Already public? The OkCupid database was collected with a scraper, a program that automatically runs through a website to collect all of the data — the algorithmic equivalent of going through the semi-public profiles one by one and jotting down the info. 

Although it violates OkCupid's terms of service, it's not some sort of illegal hack. It's a convenient collection of information that was already available by inconvenient means.

Mary Altaffer/AP

All kinds of public data, digital and not, is scraped into databases daily. Police use license plate readers to tracks cars and justify surveillance by saying it's simply a photograph taken in public. Twitter just asked a big data firm to stop offering its services to law enforcement, but is still making its firehose of tweets searchable for marketers and advertisers.
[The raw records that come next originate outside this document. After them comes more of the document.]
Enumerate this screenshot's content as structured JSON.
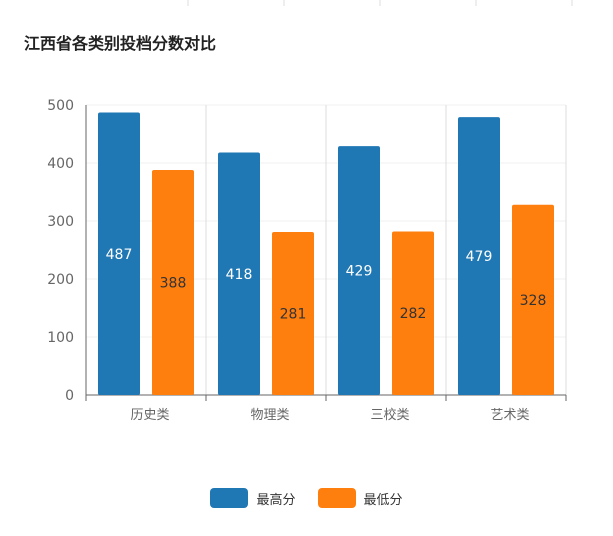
{
  "chart_data": {
    "type": "bar",
    "title": "江西省各类别投档分数对比",
    "categories": [
      "历史类",
      "物理类",
      "三校类",
      "艺术类"
    ],
    "series": [
      {
        "name": "最高分",
        "values": [
          487,
          418,
          429,
          479
        ],
        "color": "#1f77b4"
      },
      {
        "name": "最低分",
        "values": [
          388,
          281,
          282,
          328
        ],
        "color": "#ff7f0e"
      }
    ],
    "xlabel": "",
    "ylabel": "",
    "ylim": [
      0,
      500
    ],
    "yticks": [
      0,
      100,
      200,
      300,
      400,
      500
    ],
    "grid": true,
    "legend": "bottom-center",
    "data_label_colors": [
      "#ffffff",
      "#333333"
    ]
  }
}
Scraping and uploading the OkCupid dataset is mischievous, but if the researchers are to be believed, their motivation is to advance academics and science. OkCupid runs experiments on their dating data constantly to improve their product or learn more about human relationships — OkCupid cofounder Christian Rudder wrote a whole book about it.

As we move more of our lives online, it's harder to hide personal information from someone who wants to collect it. That data can be used for good or evil, and academic research hardly seems like the worst-case scenario.